The woman turned to the cafeteria manager and smiled. "Sir, are you familiar with Eddy and Associates, the banking firm down the street?"
"Of course I am," the manager answered impatiently. "They hold their weekly meetings in one of my banquet rooms."
"And do you make a godly amount of money providing food at these weekly meetings?"
"What business is that of yours?"
I, sir, am Penelope Eddy, president and CEO of the company."
The woman smiled again. "I thought that might make a difference." She glanced at the cop who was busy stifling a giggle. "Would you like to join us in a cup of coffee and a meal, officer?"
"No thanks, ma'am," the officer replied. "I'm on duty."
"Then, perhaps, a cup of coffee to go?"
"Yes, ma’am. That would be very nice."
The cafeteria manager turned on his heel, "I'll get your coffee for you right away, officer."
The officer watched him walk away. "You certainly put him in his place," he said.
"That was not my intent. Believe it or not, I have a reason for all this."
She sat down at the table across from her amazed dinner guest. She stared at him intently. "Jack, do you remember me?"
Old Jack searched her face with his old, rheumy eyes. "I think so -- I mean you do look familiar."
"I'm a little older perhaps," she said. "Maybe I've even filled out more than in my younger days when you worked here, and I came through that very door, cold and hungry."
"Ma'am?" the officer said questioningly. He couldn't believe that such a magnificently turned out woman could ever have been hungry.
"I was just out of college," the woman began. "I had come to the city looking for a job, but I couldn't find anything. Finally I was down to my last few cents and had been kicked out of my apartment. I walked the streets for days. It was February and I was cold and nearly starving. I saw this place and walked in on the off chance that I could get something to eat."
Jack lit up with a smile. "Now I remember," he said. "I was behind the serving counter. You came up and asked me if you could work for something to eat. I said that it was against company policy."
"I know," the woman continued. "Then you made me the biggest roast beef sandwich that I had ever seen, gave me a cup of coffee, and told me to go over to a corner table and enjoy it. I was afraid that you would get into trouble. Then, when I looked over and saw you put the price of my food in the cash register, I knew everything would be all right."
"So you started your own business?" Old Jack said.
"I got a job that very afternoon. I worked my way up. Eventually I started my own business that, with the help of God, prospered." She opened her purse and pulled out a business card. "When you are finished here, I want you to pay a visit to a Mr. Lyons. He's the personnel director of my company. I'll go talk to him now and I'm certain he'll find something for you to do around the office." She smiled. "I think he might even find the funds to give you a little advance so that you can buy some clothes and get a place to live until you get on your feet. If you ever need anything, my door is always opened to you."
There were tears in the old man's eyes. "How can I ever thank you?" he said.
"Don't thank me," the woman answered. "To God goes the glory.
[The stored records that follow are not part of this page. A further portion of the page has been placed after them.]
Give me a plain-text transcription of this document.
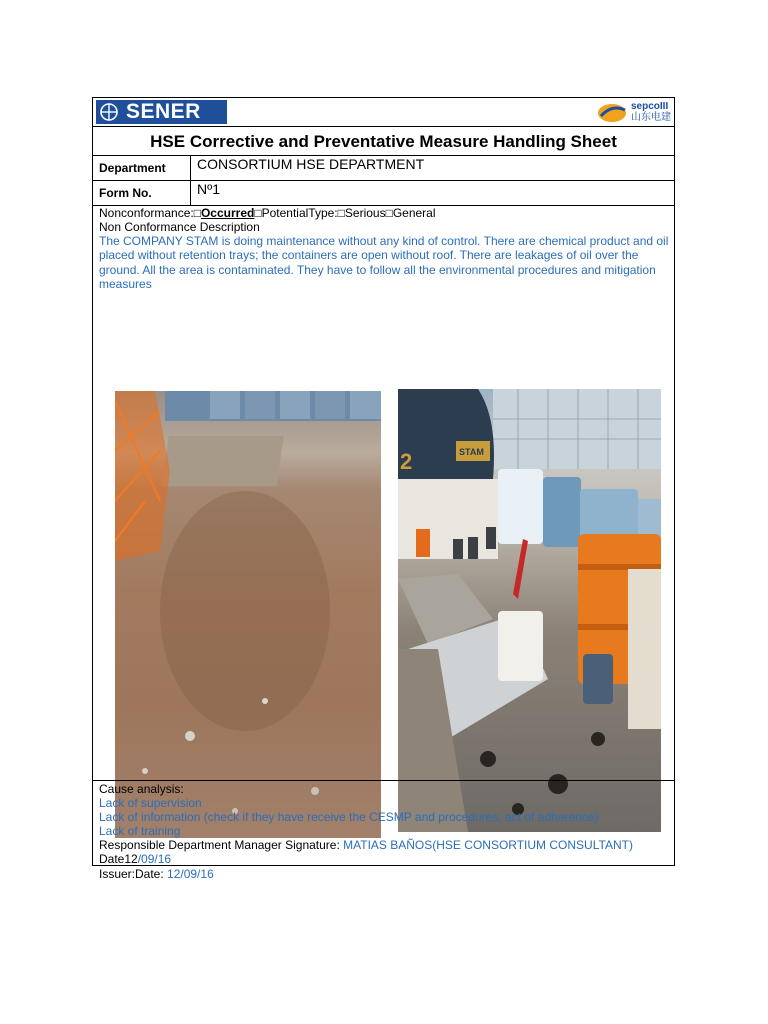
SENER	sepcoIII
山东电建
HSE Corrective and Preventative Measure Handling Sheet
Department	CONSORTIUM HSE DEPARTMENT
Form No.	Nº1
Nonconformance:□Occurred□PotentialType:□Serious□General
Non Conformance Description
The COMPANY STAM is doing maintenance without any kind of control. There are chemical product and oil placed without retention trays; the containers are open without roof. There are leakages of oil over the ground. All the area is contaminated. They have to follow all the environmental procedures and mitigation measures
STAM
2
Issuer:Date: 12/09/16
Cause analysis:
Lack of supervision
Lack of information (check if they have receive the CESMP and procedures, act of adherence)
Lack of training
Responsible Department Manager Signature: MATIAS BAÑOS(HSE CONSORTIUM CONSULTANT)
Date12/09/16
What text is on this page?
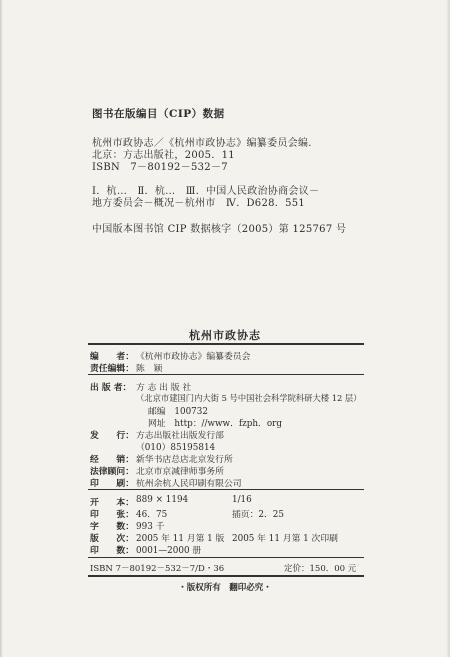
图书在版编目（CIP）数据
杭州市政协志／《杭州市政协志》编纂委员会编.
北京：方志出版社，2005．11
ISBN　7－80192－532－7
Ⅰ．杭…　Ⅱ．杭…　Ⅲ．中国人民政治协商会议－
地方委员会－概况－杭州市　Ⅳ．D628．551
中国版本图书馆 CIP 数据核字（2005）第 125767 号
杭州市政协志
编　　者： 《杭州市政协志》编纂委员会
责任编辑： 陈　颖
出 版 者： 方 志 出 版 社
（北京市建国门内大街 5 号中国社会科学院科研大楼 12 层）
邮编　100732
网址　http：//www．fzph．org
发　　行： 方志出版社出版发行部
（010）85195814
经　　销： 新华书店总店北京发行所
法律顾问： 北京市京减律师事务所
印　　刷： 杭州余杭人民印刷有限公司
开　　本： 889 × 1194	1/16
印　　张： 46．75	插页：2．25
字　　数： 993 千
版　　次： 2005 年 11 月第 1 版 2005 年 11 月第 1 次印刷
印　　数： 0001—2000 册
ISBN 7－80192－532－7/D・36	定价：150．00 元
・版权所有　翻印必究・
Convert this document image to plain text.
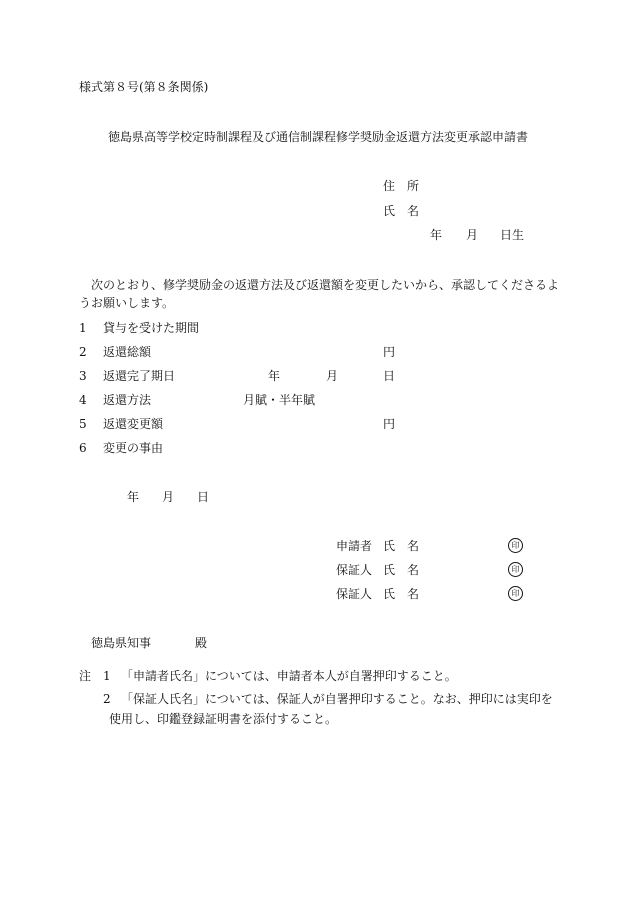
様式第８号(第８条関係)
徳島県高等学校定時制課程及び通信制課程修学奨励金返還方法変更承認申請書
住　所
氏　名
年 月 日生
次のとおり、修学奨励金の返還方法及び返還額を変更したいから、承認してくださるよ
うお願いします。
1 貸与を受けた期間
2 返還総額	円
3 返還完了期日	年	月	日
4 返還方法	月賦・半年賦
5 返還変更額	円
6 変更の事由
年 月 日
申請者 氏　名	印
保証人 氏　名	印
保証人 氏　名	印
徳島県知事	殿
注 1 「申請者氏名」については、申請者本人が自署押印すること。
2 「保証人氏名」については、保証人が自署押印すること。なお、押印には実印を
使用し、印鑑登録証明書を添付すること。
Thank God. He led me to you."
Outside the cafeteria, the officer and the woman paused at the entrance before going their separate ways.
"Thank you for all your help, officer," she said.
"On the contrary, Ms. Eddy," he answered. "Thank you. I saw a miracle today, something that I will never forget. And, and thank you for the coffee."
Have a blessed day and remember to be a blessing.